OT learning 5. Learning a stochastic grammar

Having shown that the algorithm can learn deep obligatory rankings, we will now see that it also performs well in replicating the variation in the language environment.

Create a place assimilation grammar as described in §2.6, and set all its rankings to 100.000:

 ranking value disharmony plasticity

 *GESTURE 100 100 1

 *REPLACE (t, p) 100 100 1

 *REPLACE (n, m) 100 100 1

Create a place assimilation distribution and generate 1000 string pairs (§3.1). Select the grammar and the two Strings objects, and learn with a plasticity of 0.1:

 ranking value disharmony plasticity

 *REPLACE (t, p) 104.54 103.14 1

 *REPLACE (n, m) 96.214 99.321 1

 *GESTURE 99.246 97.861

The output distributions are now (using OTGrammar: To output Distributions..., see §2.9):

 /an+pa/ → anpa 14.3%

 /an+pa/ → ampa 85.7%

 /at+ma/ → atma 96.9%

 /at+ma/ → apma 3.1%

After another 10,000 new string pairs, we have:

 ranking value disharmony plasticity

 *REPLACE (t, p) 106.764 107.154 1

 *GESTURE 97.899 97.161 1

 *REPLACE (n, m) 95.337 96.848 1

With the following output distributions (measured with a million draws):

 /an+pa/ → anpa 18.31%

 /an+pa/ → ampa 81.69%

 /at+ma/ → atma 99.91%

 /at+ma/ → apma 0.09%

The error rate is acceptably low, but the accuracy in reproducing the 80% - 20% distribution could be better.

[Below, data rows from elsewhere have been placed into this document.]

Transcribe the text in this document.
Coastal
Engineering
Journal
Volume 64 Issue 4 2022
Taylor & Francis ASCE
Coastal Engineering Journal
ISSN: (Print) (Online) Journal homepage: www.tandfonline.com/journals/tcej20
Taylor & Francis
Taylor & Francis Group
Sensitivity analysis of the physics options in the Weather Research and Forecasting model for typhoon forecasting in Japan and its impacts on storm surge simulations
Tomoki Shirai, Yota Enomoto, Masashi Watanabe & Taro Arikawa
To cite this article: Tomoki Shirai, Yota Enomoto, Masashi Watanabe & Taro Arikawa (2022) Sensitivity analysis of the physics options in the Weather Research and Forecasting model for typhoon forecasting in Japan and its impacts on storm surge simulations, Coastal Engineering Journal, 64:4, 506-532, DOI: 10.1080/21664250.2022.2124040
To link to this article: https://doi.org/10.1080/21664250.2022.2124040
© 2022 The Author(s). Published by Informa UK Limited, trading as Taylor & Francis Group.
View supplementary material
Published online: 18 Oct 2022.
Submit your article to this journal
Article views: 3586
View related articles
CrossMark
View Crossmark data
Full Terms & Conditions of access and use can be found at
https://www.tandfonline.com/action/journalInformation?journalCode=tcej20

This is because the relatively high plasticity of 0.1 can only give a coarse approximation. So we lower the plasticity to 0.001, and supply 100,000 new data:

 ranking value disharmony plasticity

 *REPLACE (t, p) 106.81 107.184 1

 *GESTURE 97.782 99.682 1

 *REPLACE (n, m) 95.407 98.76 1

With the following output distributions:

 /an+pa/ → anpa 20.08%

 /an+pa/ → ampa 79.92%

 /at+ma/ → atma 99.94%

 /at+ma/ → apma 0.06%

So besides learning obligatory rankings like a child does, the algorithm can also replicate very well the probabilities of the environment. This means that a GLA learner can learn stochastic grammars.